Talking about Zero Copy of Dewu Technology

The zero copy mentioned in this article is based on network transmission.

What is zero copy

Zero copy does not mean that you do not need to copy, but to reduce the number of unnecessary copies.

Traditional IO process

Usually when we need to access hard disk data, the user process needs to use the kernel to access the hard disk data; the user informs the kernel by calling system methods, such as read(), write(), etc., so that the kernel can do the corresponding things.

read();

The traditional process of reading data:

截屏2021-06-14 上午10.43.36 (1).png

The copy process before DMA is shown in the figure above:

The user calls the read system method
After the CPU receives the read request, it initiates a corresponding command to the disk
The hard disk prepares the data, puts the data in the buffer, and initiates an IO interrupt instruction to the CPU
After the CPU receives the interrupt instruction, it pauses what it is doing and reads the data from the disk into the kernel buffer
Immediately afterwards, the CPU copies the data to the user buffer
At this point, the user can access the data

above 160f197f6d7407, the copying of data involved requires the CPU to complete.
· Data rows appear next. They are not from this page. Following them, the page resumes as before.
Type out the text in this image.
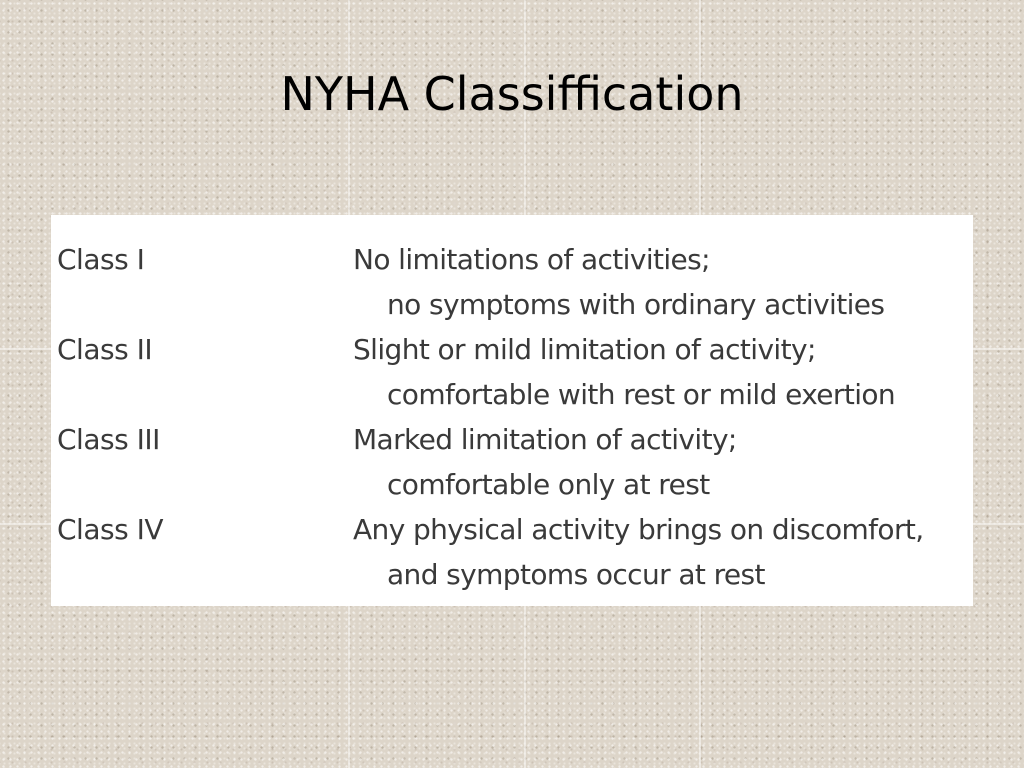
NYHA Classiffication
Class I	No limitations of activities;
no symptoms with ordinary activities
Class II	Slight or mild limitation of activity;
comfortable with rest or mild exertion
Class III	Marked limitation of activity;
comfortable only at rest
Class IV	Any physical activity brings on discomfort,
and symptoms occur at rest
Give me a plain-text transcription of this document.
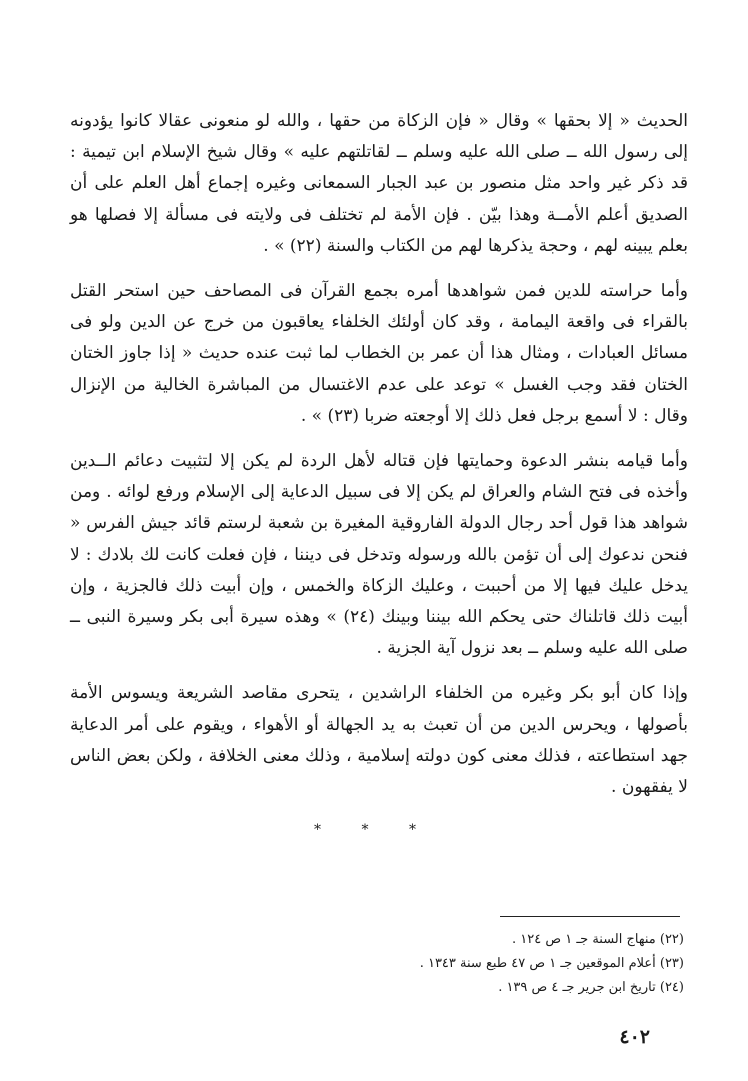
الحديث « إلا بحقها » وقال « فإن الزكاة من حقها ، والله لو منعونى عقالا كانوا يؤدونه إلى رسول الله ــ صلى الله عليه وسلم ــ لقاتلتهم عليه » وقال شيخ الإسلام ابن تيمية : قد ذكر غير واحد مثل منصور بن عبد الجبار السمعانى وغيره إجماع أهل العلم على أن الصديق أعلم الأمــة وهذا بيّن . فإن الأمة لم تختلف فى ولايته فى مسألة إلا فصلها هو بعلم يبينه لهم ، وحجة يذكرها لهم من الكتاب والسنة (٢٢) » .

وأما حراسته للدين فمن شواهدها أمره بجمع القرآن فى المصاحف حين استحر القتل بالقراء فى واقعة اليمامة ، وقد كان أولئك الخلفاء يعاقبون من خرج عن الدين ولو فى مسائل العبادات ، ومثال هذا أن عمر بن الخطاب لما ثبت عنده حديث « إذا جاوز الختان الختان فقد وجب الغسل » توعد على عدم الاغتسال من المباشرة الخالية من الإنزال وقال : لا أسمع برجل فعل ذلك إلا أوجعته ضربا (٢٣) » .

وأما قيامه بنشر الدعوة وحمايتها فإن قتاله لأهل الردة لم يكن إلا لتثبيت دعائم الــدين وأخذه فى فتح الشام والعراق لم يكن إلا فى سبيل الدعاية إلى الإسلام ورفع لوائه . ومن شواهد هذا قول أحد رجال الدولة الفاروقية المغيرة بن شعبة لرستم قائد جيش الفرس « فنحن ندعوك إلى أن تؤمن بالله ورسوله وتدخل فى ديننا ، فإن فعلت كانت لك بلادك : لا يدخل عليك فيها إلا من أحببت ، وعليك الزكاة والخمس ، وإن أبيت ذلك فالجزية ، وإن أبيت ذلك قاتلناك حتى يحكم الله بيننا وبينك (٢٤) » وهذه سيرة أبى بكر وسيرة النبى ــ صلى الله عليه وسلم ــ بعد نزول آية الجزية .

وإذا كان أبو بكر وغيره من الخلفاء الراشدين ، يتحرى مقاصد الشريعة ويسوس الأمة بأصولها ، ويحرس الدين من أن تعبث به يد الجهالة أو الأهواء ، ويقوم على أمر الدعاية جهد استطاعته ، فذلك معنى كون دولته إسلامية ، وذلك معنى الخلافة ، ولكن بعض الناس لا يفقهون .

* * *

(٢٢) منهاج السنة جـ ١ ص ١٢٤ .

(٢٣) أعلام الموقعين جـ ١ ص ٤٧ طبع سنة ١٣٤٣ .

(٢٤) تاريخ ابن جرير جـ ٤ ص ١٣٩ .

٤٠٢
The CPU is a very precious resource. When the CPU is copying the data, it cannot do other things. If the transferred data is very large, the CPU has been copying the data. The inability to perform other tasks is very costly.

DMA

In essence, DMA technology is an independent chip on the computer motherboard. When the computer needs to transfer data between memory and I/O devices, it no longer needs the CPU to perform time-consuming IO operations, but is done through the DMA controller. , The process is as follows.

DMA数据传输 (1).png

The above figure shows that the data copy is done by DMA, and the CPU does not need to perform some time-consuming IO operations.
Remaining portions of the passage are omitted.